Ich verstehe Fußball auch nach Fever Pitch von Nick Hornby nicht wirklich, aber zumindest ist mir das bedingungslose Fan-sein mal vor Augen geführt worden. Denn darum geht es in diesem Buch. Bedingungslos einem Verein treu zu sein. In Höhen und vor allem in Tiefen. Dabei wählt der Fan den Verein gar nicht. Vielmehr kommt der Verein über ihn, irgendwie, und dann läßt er nicht mehr los. So beschreibt Nick Hornby es. Er ist Arsenal verfallen. Einem Verein, der nicht sonderlich beliebt ist und für den er in der Schule gehänselt wird. Vielleicht ein bißchen so, wie Fan von den 60ern in München zu sein.
Ich bin Fan vom 1. FC Köln. Aber natürlich nicht wirklich. In Fever Pitch werden Fans verachtet, die nicht mal die Namen der aktuellen Spieler wüßten. Die sind direkt entlarvt und können gar keine echten Fans sein. Ich bin genau so ein Fan vom 1. FC Köln. Bis vor kurzemwar ich noch nie in einem Fußballstadion zu einem Ligaspiel. Für mich war Fußball immer zu sehr mit Gewalt verbunden. Aus meiner Jugend sind mit nur Hooligans und Randale in Erinnerung. Das ist sicher Unsinn, aber ich habe Tennis gespielt und Fußball war weit weg.
Das hat sich mit dem deutschen Sommermärchen ein wenig gewandelt: der Fußball-WM 2006. Ich hatte mir quasi nie ein Spiel angeschaut und nun fand ich mich im Biergarten beim Public Viewing wieder. In einer Smartphone- und Social Media-freien Welt waren unsere Ansprüche damals nicht sehr hoch. Da reichte ein kleiner Fernseher auf einer Brotkiste. Das Ergebnis war für uns nicht so toll, aber ich habe erlebt, dass Fußball schauen Spaß machen kann. Seitdem schaue ich ab und zu mal ein Spiel.

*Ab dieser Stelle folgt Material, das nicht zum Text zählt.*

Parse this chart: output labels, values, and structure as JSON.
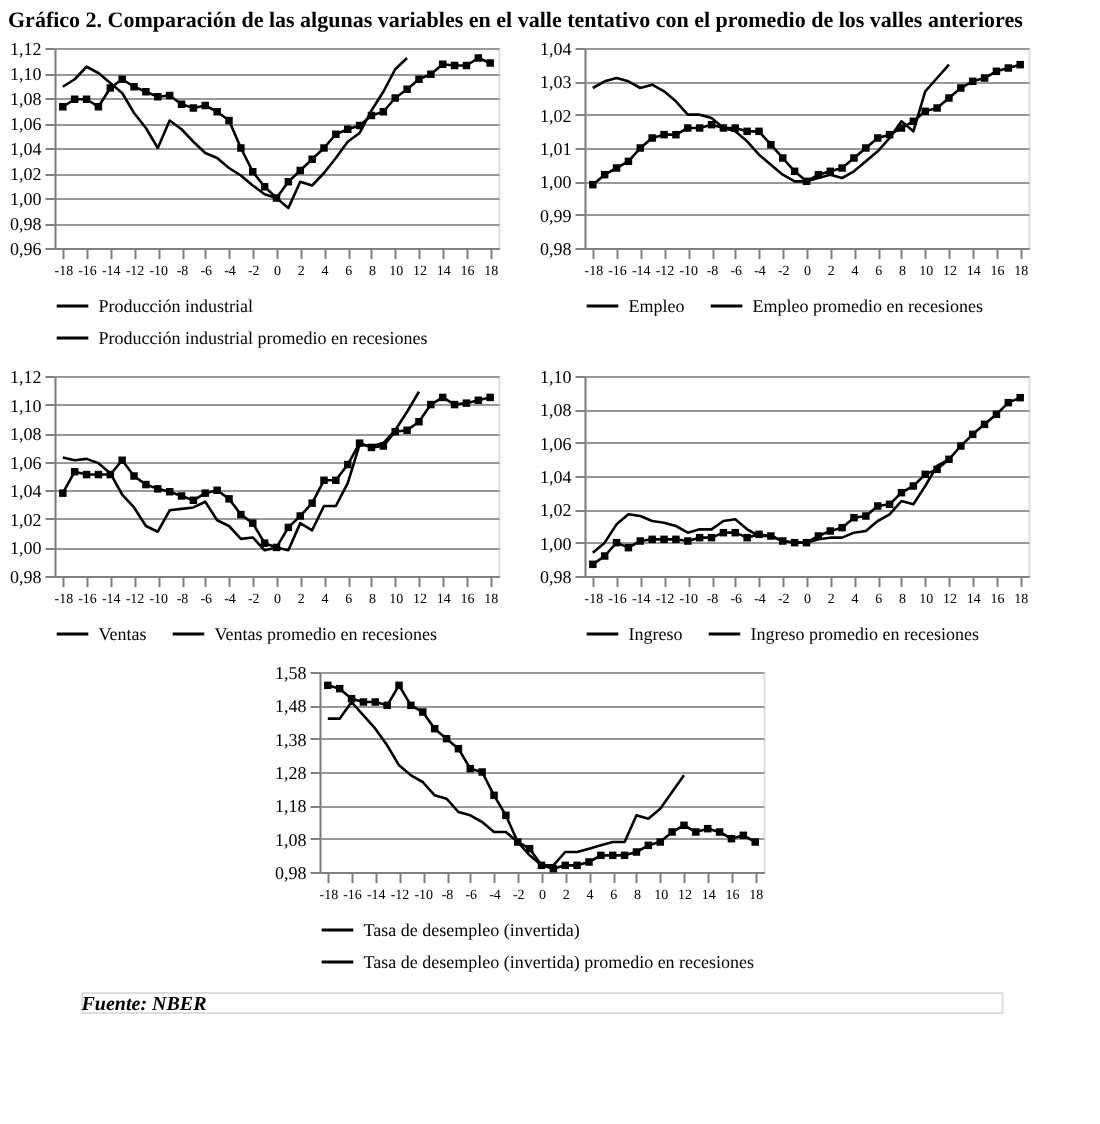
{
  "chart_data": [
    {
      "type": "line",
      "title": "Gráfico 2. Comparación de las algunas variables en el valle tentativo con el promedio de los valles anteriores",
      "x": [
        -18,
        -17,
        -16,
        -15,
        -14,
        -13,
        -12,
        -11,
        -10,
        -9,
        -8,
        -7,
        -6,
        -5,
        -4,
        -3,
        -2,
        -1,
        0,
        1,
        2,
        3,
        4,
        5,
        6,
        7,
        8,
        9,
        10,
        11,
        12,
        13,
        14,
        15,
        16,
        17,
        18
      ],
      "xlim": [
        -18.7,
        18.7
      ],
      "xticks": [
        -18,
        -16,
        -14,
        -12,
        -10,
        -8,
        -6,
        -4,
        -2,
        0,
        2,
        4,
        6,
        8,
        10,
        12,
        14,
        16,
        18
      ],
      "ylim": [
        0.96,
        1.12
      ],
      "yticks": [
        {
          "value": 0.96,
          "label": "0,96"
        },
        {
          "value": 0.98,
          "label": "0,98"
        },
        {
          "value": 1.0,
          "label": "1,00"
        },
        {
          "value": 1.02,
          "label": "1,02"
        },
        {
          "value": 1.04,
          "label": "1,04"
        },
        {
          "value": 1.06,
          "label": "1,06"
        },
        {
          "value": 1.08,
          "label": "1,08"
        },
        {
          "value": 1.1,
          "label": "1,10"
        },
        {
          "value": 1.12,
          "label": "1,12"
        }
      ],
      "grid": "y",
      "legend": "bottom",
      "line_style": "solid",
      "series": [
        {
          "name": "Producción industrial",
          "color": "#000000",
          "marker": "none",
          "values": [
            1.089,
            1.095,
            1.105,
            1.1,
            1.092,
            1.084,
            1.068,
            1.056,
            1.04,
            1.062,
            1.055,
            1.045,
            1.036,
            1.032,
            1.024,
            1.018,
            1.01,
            1.003,
            1.0,
            0.992,
            1.013,
            1.01,
            1.02,
            1.032,
            1.045,
            1.052,
            1.07,
            1.085,
            1.103,
            1.112,
            null,
            null,
            null,
            null,
            null,
            null,
            null
          ]
        },
        {
          "name": "Producción industrial promedio en recesiones",
          "color": "#000000",
          "marker": "square",
          "values": [
            1.073,
            1.079,
            1.079,
            1.073,
            1.088,
            1.095,
            1.089,
            1.085,
            1.081,
            1.082,
            1.075,
            1.072,
            1.074,
            1.069,
            1.062,
            1.04,
            1.021,
            1.009,
            1.0,
            1.013,
            1.022,
            1.031,
            1.04,
            1.051,
            1.055,
            1.058,
            1.066,
            1.069,
            1.08,
            1.087,
            1.095,
            1.099,
            1.107,
            1.106,
            1.106,
            1.112,
            1.108
          ]
        }
      ]
    },
    {
      "type": "line",
      "x": [
        -18,
        -17,
        -16,
        -15,
        -14,
        -13,
        -12,
        -11,
        -10,
        -9,
        -8,
        -7,
        -6,
        -5,
        -4,
        -3,
        -2,
        -1,
        0,
        1,
        2,
        3,
        4,
        5,
        6,
        7,
        8,
        9,
        10,
        11,
        12,
        13,
        14,
        15,
        16,
        17,
        18
      ],
      "xlim": [
        -18.7,
        18.7
      ],
      "xticks": [
        -18,
        -16,
        -14,
        -12,
        -10,
        -8,
        -6,
        -4,
        -2,
        0,
        2,
        4,
        6,
        8,
        10,
        12,
        14,
        16,
        18
      ],
      "ylim": [
        0.98,
        1.04
      ],
      "yticks": [
        {
          "value": 0.98,
          "label": "0,98"
        },
        {
          "value": 0.99,
          "label": "0,99"
        },
        {
          "value": 1.0,
          "label": "1,00"
        },
        {
          "value": 1.01,
          "label": "1,01"
        },
        {
          "value": 1.02,
          "label": "1,02"
        },
        {
          "value": 1.03,
          "label": "1,03"
        },
        {
          "value": 1.04,
          "label": "1,04"
        }
      ],
      "grid": "y",
      "legend": "bottom",
      "line_style": "solid",
      "series": [
        {
          "name": "Empleo",
          "color": "#000000",
          "marker": "none",
          "values": [
            1.028,
            1.03,
            1.031,
            1.03,
            1.028,
            1.029,
            1.027,
            1.024,
            1.02,
            1.02,
            1.019,
            1.016,
            1.015,
            1.012,
            1.008,
            1.005,
            1.002,
            1.0,
            1.0,
            1.001,
            1.002,
            1.001,
            1.003,
            1.006,
            1.009,
            1.013,
            1.018,
            1.015,
            1.027,
            1.031,
            1.035,
            null,
            null,
            null,
            null,
            null,
            null
          ]
        },
        {
          "name": "Empleo promedio en recesiones",
          "color": "#000000",
          "marker": "square",
          "values": [
            0.999,
            1.002,
            1.004,
            1.006,
            1.01,
            1.013,
            1.014,
            1.014,
            1.016,
            1.016,
            1.017,
            1.016,
            1.016,
            1.015,
            1.015,
            1.011,
            1.007,
            1.003,
            1.0,
            1.002,
            1.003,
            1.004,
            1.007,
            1.01,
            1.013,
            1.014,
            1.016,
            1.018,
            1.021,
            1.022,
            1.025,
            1.028,
            1.03,
            1.031,
            1.033,
            1.034,
            1.035
          ]
        }
      ]
    },
    {
      "type": "line",
      "x": [
        -18,
        -17,
        -16,
        -15,
        -14,
        -13,
        -12,
        -11,
        -10,
        -9,
        -8,
        -7,
        -6,
        -5,
        -4,
        -3,
        -2,
        -1,
        0,
        1,
        2,
        3,
        4,
        5,
        6,
        7,
        8,
        9,
        10,
        11,
        12,
        13,
        14,
        15,
        16,
        17,
        18
      ],
      "xlim": [
        -18.7,
        18.7
      ],
      "xticks": [
        -18,
        -16,
        -14,
        -12,
        -10,
        -8,
        -6,
        -4,
        -2,
        0,
        2,
        4,
        6,
        8,
        10,
        12,
        14,
        16,
        18
      ],
      "ylim": [
        0.98,
        1.12
      ],
      "yticks": [
        {
          "value": 0.98,
          "label": "0,98"
        },
        {
          "value": 1.0,
          "label": "1,00"
        },
        {
          "value": 1.02,
          "label": "1,02"
        },
        {
          "value": 1.04,
          "label": "1,04"
        },
        {
          "value": 1.06,
          "label": "1,06"
        },
        {
          "value": 1.08,
          "label": "1,08"
        },
        {
          "value": 1.1,
          "label": "1,10"
        },
        {
          "value": 1.12,
          "label": "1,12"
        }
      ],
      "grid": "y",
      "legend": "bottom",
      "line_style": "solid",
      "series": [
        {
          "name": "Ventas",
          "color": "#000000",
          "marker": "none",
          "values": [
            1.063,
            1.061,
            1.062,
            1.059,
            1.052,
            1.037,
            1.028,
            1.015,
            1.011,
            1.026,
            1.027,
            1.028,
            1.032,
            1.019,
            1.015,
            1.006,
            1.007,
            0.998,
            1.0,
            0.998,
            1.017,
            1.012,
            1.029,
            1.029,
            1.045,
            1.072,
            1.071,
            1.073,
            1.082,
            1.095,
            1.109,
            null,
            null,
            null,
            null,
            null,
            null
          ]
        },
        {
          "name": "Ventas promedio en recesiones",
          "color": "#000000",
          "marker": "square",
          "values": [
            1.038,
            1.053,
            1.051,
            1.051,
            1.051,
            1.061,
            1.05,
            1.044,
            1.041,
            1.039,
            1.036,
            1.033,
            1.038,
            1.04,
            1.034,
            1.023,
            1.017,
            1.003,
            1.0,
            1.014,
            1.022,
            1.031,
            1.047,
            1.047,
            1.058,
            1.073,
            1.07,
            1.071,
            1.081,
            1.082,
            1.088,
            1.1,
            1.105,
            1.1,
            1.101,
            1.103,
            1.105
          ]
        }
      ]
    },
    {
      "type": "line",
      "x": [
        -18,
        -17,
        -16,
        -15,
        -14,
        -13,
        -12,
        -11,
        -10,
        -9,
        -8,
        -7,
        -6,
        -5,
        -4,
        -3,
        -2,
        -1,
        0,
        1,
        2,
        3,
        4,
        5,
        6,
        7,
        8,
        9,
        10,
        11,
        12,
        13,
        14,
        15,
        16,
        17,
        18
      ],
      "xlim": [
        -18.7,
        18.7
      ],
      "xticks": [
        -18,
        -16,
        -14,
        -12,
        -10,
        -8,
        -6,
        -4,
        -2,
        0,
        2,
        4,
        6,
        8,
        10,
        12,
        14,
        16,
        18
      ],
      "ylim": [
        0.98,
        1.1
      ],
      "yticks": [
        {
          "value": 0.98,
          "label": "0,98"
        },
        {
          "value": 1.0,
          "label": "1,00"
        },
        {
          "value": 1.02,
          "label": "1,02"
        },
        {
          "value": 1.04,
          "label": "1,04"
        },
        {
          "value": 1.06,
          "label": "1,06"
        },
        {
          "value": 1.08,
          "label": "1,08"
        },
        {
          "value": 1.1,
          "label": "1,10"
        }
      ],
      "grid": "y",
      "legend": "bottom",
      "line_style": "solid",
      "series": [
        {
          "name": "Ingreso",
          "color": "#000000",
          "marker": "none",
          "values": [
            0.994,
            1.0,
            1.011,
            1.017,
            1.016,
            1.013,
            1.012,
            1.01,
            1.006,
            1.008,
            1.008,
            1.013,
            1.014,
            1.008,
            1.004,
            1.004,
            1.001,
            1.0,
            1.0,
            1.002,
            1.003,
            1.003,
            1.006,
            1.007,
            1.013,
            1.017,
            1.025,
            1.023,
            1.034,
            1.046,
            1.05,
            null,
            null,
            null,
            null,
            null,
            null
          ]
        },
        {
          "name": "Ingreso promedio en recesiones",
          "color": "#000000",
          "marker": "square",
          "values": [
            0.987,
            0.992,
            1.0,
            0.997,
            1.001,
            1.002,
            1.002,
            1.002,
            1.001,
            1.003,
            1.003,
            1.006,
            1.006,
            1.003,
            1.005,
            1.004,
            1.001,
            1.0,
            1.0,
            1.004,
            1.007,
            1.009,
            1.015,
            1.016,
            1.022,
            1.023,
            1.03,
            1.034,
            1.041,
            1.044,
            1.05,
            1.058,
            1.065,
            1.071,
            1.077,
            1.084,
            1.087
          ]
        }
      ]
    },
    {
      "type": "line",
      "x": [
        -18,
        -17,
        -16,
        -15,
        -14,
        -13,
        -12,
        -11,
        -10,
        -9,
        -8,
        -7,
        -6,
        -5,
        -4,
        -3,
        -2,
        -1,
        0,
        1,
        2,
        3,
        4,
        5,
        6,
        7,
        8,
        9,
        10,
        11,
        12,
        13,
        14,
        15,
        16,
        17,
        18
      ],
      "xlim": [
        -18.7,
        18.7
      ],
      "xticks": [
        -18,
        -16,
        -14,
        -12,
        -10,
        -8,
        -6,
        -4,
        -2,
        0,
        2,
        4,
        6,
        8,
        10,
        12,
        14,
        16,
        18
      ],
      "ylim": [
        0.98,
        1.58
      ],
      "yticks": [
        {
          "value": 0.98,
          "label": "0,98"
        },
        {
          "value": 1.08,
          "label": "1,08"
        },
        {
          "value": 1.18,
          "label": "1,18"
        },
        {
          "value": 1.28,
          "label": "1,28"
        },
        {
          "value": 1.38,
          "label": "1,38"
        },
        {
          "value": 1.48,
          "label": "1,48"
        },
        {
          "value": 1.58,
          "label": "1,58"
        }
      ],
      "grid": "y",
      "legend": "bottom",
      "line_style": "solid",
      "annotations": [
        "Fuente: NBER"
      ],
      "series": [
        {
          "name": "Tasa de desempleo (invertida)",
          "color": "#000000",
          "marker": "none",
          "values": [
            1.44,
            1.44,
            1.49,
            1.45,
            1.41,
            1.36,
            1.3,
            1.27,
            1.25,
            1.21,
            1.2,
            1.16,
            1.15,
            1.13,
            1.1,
            1.1,
            1.07,
            1.03,
            1.0,
            1.0,
            1.04,
            1.04,
            1.05,
            1.06,
            1.07,
            1.07,
            1.15,
            1.14,
            1.17,
            1.22,
            1.27,
            null,
            null,
            null,
            null,
            null,
            null
          ]
        },
        {
          "name": "Tasa de desempleo (invertida) promedio en recesiones",
          "color": "#000000",
          "marker": "square",
          "values": [
            1.54,
            1.53,
            1.5,
            1.49,
            1.49,
            1.48,
            1.54,
            1.48,
            1.46,
            1.41,
            1.38,
            1.35,
            1.29,
            1.28,
            1.21,
            1.15,
            1.07,
            1.05,
            1.0,
            0.99,
            1.0,
            1.0,
            1.01,
            1.03,
            1.03,
            1.03,
            1.04,
            1.06,
            1.07,
            1.1,
            1.12,
            1.1,
            1.11,
            1.1,
            1.08,
            1.09,
            1.07
          ]
        }
      ]
    }
  ]
}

Das sind jedoch nicht die Spiele von denen in Fever Pitch berichtet wird. Nick Hornby schreibt über die Zeit von 1968 bis 1992. Einer Zeit, die frei war von Finanzinteressen und Gentrifizierung. Fever Pitch erschien, als sich Fußball gerade wandelte zu dem was er heute ist. Mit sicheren Stadien, voller, familien- und frauenfreundlich. So zumindest schreibt Nick Hornby es 2012 im Vorwort der Auflage von 2013. Es ist also von einem anderen Fußball die Rede als dem, den wir heute kennen. Einem Fußball mit rauen und wilden Fans, mit Prügeleien auf den Rängen und auf dem Platz, und mit Toten. Die Hillsborough Katastrophe war der schreckliche Höhepunkt dieser Zeit.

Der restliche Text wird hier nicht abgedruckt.